C’est officiel. Depuis ce lundi 5 janvier, Paul Ulrich Kessany est pleinement investi de ses fonctions de Ministre de la Jeunesse, des Sports et du Rayonnement culturel. En prêtant serment quelques jours après sa nomination, l’ancien capitaine emblématique des Panthères a franchi le Rubicon : il quitte le statut d’icône pour endosser celui de décideur, avec l’obligation immédiate de convaincre.

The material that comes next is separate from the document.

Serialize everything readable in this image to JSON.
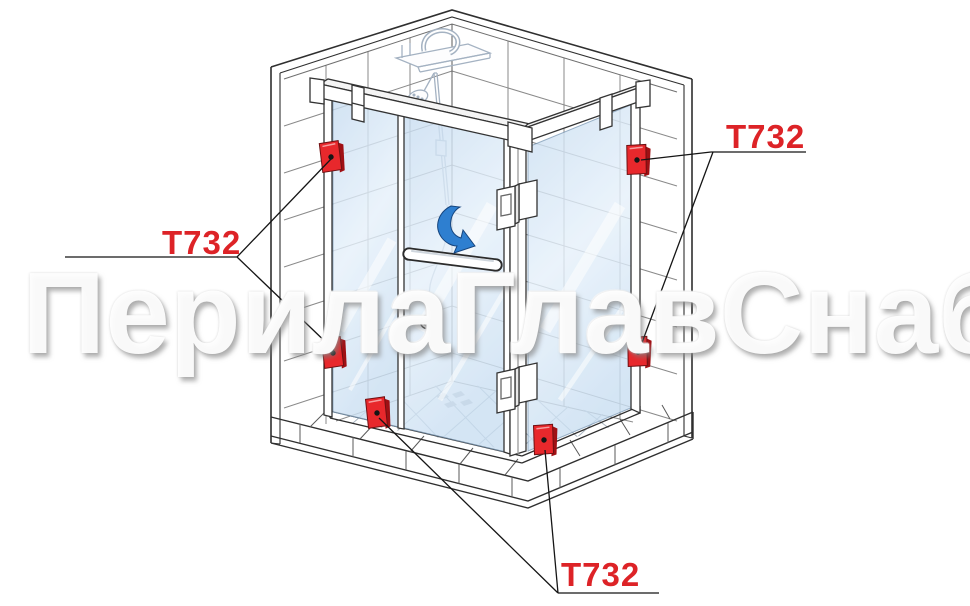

La cérémonie de prestation de serment, suivie de sa participation à son tout premier Conseil des ministres, n’avait rien d’anecdotique. Pour Paul Ulrich Kessany, ce rituel républicain marque le début d’un match bien plus complexe que ceux disputés sur les pelouses africaines. Ce serment l’engage vis-à-vis de l’État, mais surtout vis-à-vis d’une « famille sportive meurtrie », usée par une décennie de tâtonnements et de promesses sans lendemain.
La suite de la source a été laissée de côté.